И.ВОРОБЬЕВА – Сергей Константинович, вы говорили о том, как принимаются решения коллективно, командой и лично. Вот вы лично чувствуете свою ответственность, как человека, который был на госслужбе, за события, которые привели к негативным последствиям, и, если да, то какие именно решения, ваши личные решения, не командные решения на ваш взгляд привели к негативным последствиям для экономики России, для населения страны?

С.ДУБИНИН – Это такой, серьезный, конечно, поворот разговора. Я до сих пор сомневаюсь в правильности того, что я не поддерживал, если говорить о Центральном банке, решения по создания агентства по страхованию вкладов. Я понимал, просто, что из истории экономической любой страны рыночной, что какая-то череда разорения по вкладам будет неизбежна, то есть банки будут рушиться. Мы не могли в тот момент отладить все эти две с половиной тысячи банков, которые тогда существовали и добиться, чтобы они работали. Сегодня-то это не удается в полном соответствии… — их закрывают и так далее.

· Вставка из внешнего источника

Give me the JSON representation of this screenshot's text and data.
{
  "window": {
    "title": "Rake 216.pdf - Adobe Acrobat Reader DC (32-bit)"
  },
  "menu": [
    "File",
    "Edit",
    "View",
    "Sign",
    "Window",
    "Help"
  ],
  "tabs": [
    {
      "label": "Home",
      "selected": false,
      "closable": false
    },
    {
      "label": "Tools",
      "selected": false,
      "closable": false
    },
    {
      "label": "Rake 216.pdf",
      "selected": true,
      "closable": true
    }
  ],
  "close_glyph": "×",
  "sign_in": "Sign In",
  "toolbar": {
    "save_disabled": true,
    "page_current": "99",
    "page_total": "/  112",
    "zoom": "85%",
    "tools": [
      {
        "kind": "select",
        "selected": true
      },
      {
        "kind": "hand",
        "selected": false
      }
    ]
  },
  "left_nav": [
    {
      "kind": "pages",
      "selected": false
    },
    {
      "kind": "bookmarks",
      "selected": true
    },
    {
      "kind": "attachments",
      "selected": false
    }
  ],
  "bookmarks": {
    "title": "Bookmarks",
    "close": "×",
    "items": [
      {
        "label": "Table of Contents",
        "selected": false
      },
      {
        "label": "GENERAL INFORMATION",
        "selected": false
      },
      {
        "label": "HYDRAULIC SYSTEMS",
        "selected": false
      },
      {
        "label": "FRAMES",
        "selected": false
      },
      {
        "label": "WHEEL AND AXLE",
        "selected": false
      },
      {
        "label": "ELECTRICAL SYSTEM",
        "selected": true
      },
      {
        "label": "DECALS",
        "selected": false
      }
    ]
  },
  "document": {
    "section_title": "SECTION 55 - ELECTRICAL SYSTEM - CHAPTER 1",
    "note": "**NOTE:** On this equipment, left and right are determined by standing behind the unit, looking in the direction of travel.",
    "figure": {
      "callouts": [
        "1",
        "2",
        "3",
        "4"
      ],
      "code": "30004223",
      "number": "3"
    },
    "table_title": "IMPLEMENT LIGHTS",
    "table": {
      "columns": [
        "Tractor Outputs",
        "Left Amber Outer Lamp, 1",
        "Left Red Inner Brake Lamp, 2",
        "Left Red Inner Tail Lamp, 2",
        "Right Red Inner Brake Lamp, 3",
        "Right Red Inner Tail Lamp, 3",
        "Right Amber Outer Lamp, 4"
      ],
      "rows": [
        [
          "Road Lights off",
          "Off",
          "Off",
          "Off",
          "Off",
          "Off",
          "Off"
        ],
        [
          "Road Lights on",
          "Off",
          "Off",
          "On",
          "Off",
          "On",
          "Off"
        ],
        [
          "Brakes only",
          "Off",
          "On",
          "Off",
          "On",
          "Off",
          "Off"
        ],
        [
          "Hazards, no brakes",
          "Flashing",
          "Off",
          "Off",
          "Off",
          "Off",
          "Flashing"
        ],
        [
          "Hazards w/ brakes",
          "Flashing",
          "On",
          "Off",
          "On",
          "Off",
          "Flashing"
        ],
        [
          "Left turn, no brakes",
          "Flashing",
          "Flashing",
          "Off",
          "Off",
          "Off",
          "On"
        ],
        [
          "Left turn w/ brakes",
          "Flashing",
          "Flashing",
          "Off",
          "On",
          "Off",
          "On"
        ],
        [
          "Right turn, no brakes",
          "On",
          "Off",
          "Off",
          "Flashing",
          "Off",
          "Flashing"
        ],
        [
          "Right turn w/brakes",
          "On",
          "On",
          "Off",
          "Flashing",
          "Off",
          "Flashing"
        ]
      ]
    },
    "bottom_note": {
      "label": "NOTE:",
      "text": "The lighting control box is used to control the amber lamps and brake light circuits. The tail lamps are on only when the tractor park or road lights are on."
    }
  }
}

И я понимал, что если создавать что-то типа страхования вкладов, то это огромные деньги, которые надо в это вложить. А люди не готовы были бояться этих банкротств. Они почему-то все были уверены, что каким-то образом, действительно, им государство обязано компенсировать. И мы, я считаю, правильно, объясняли, что нет этой компенсации, что вы сами выбираете, куда нести эти деньги. Ну, если вы несете деньги в «МММ», «Тибет» или еще что-то такое, то не надо банки превращать в такой же «МММ». До сих пор люди ориентируются часто по высокому проценту по депозитам. Но чем выше процент, чем больше риск – вот это надо четко понимать.

И вот не стал я поддерживать это решение, и в результате пришлось понимать более нестандартное решение, скажем, с передачей обязательств на «Сбербанк». Вот правильно это было или все-таки надо было создать АСВ – я не знаю до сих пор. В тот момент я был уверен в своем решении. Но, возможно, это было все-таки для людей очень болезненно. Потери там все-таки, конечно, наступили. Подобного рода вещи, наверное, можно еще вспомнить.

И.ВОРОБЬЕВА – А если говорить про потери и болезненности – в 98-м году, когда все произошло – у вас же наверняка много друзей, знакомых – вот они на вас лично, как ваши друзья и знакомые, возлагали ответственность за то, что лично они потеряли?

Т.ФЕЛЬГЕНГАУЭР – Кто-нибудь высказал вам?

И.ВОРОБЬЕВА – То есть вам высказывали: «Ну, что же ты, Сережа…» или Сергей Константинович…

Т.ФЕЛЬГЕНГАУЭР – Друг называется!

И.ВОРОБЬЕВА – Да. «Как же мне теперь? Что ж ты меня не предупредил? Я же мог все спасти?»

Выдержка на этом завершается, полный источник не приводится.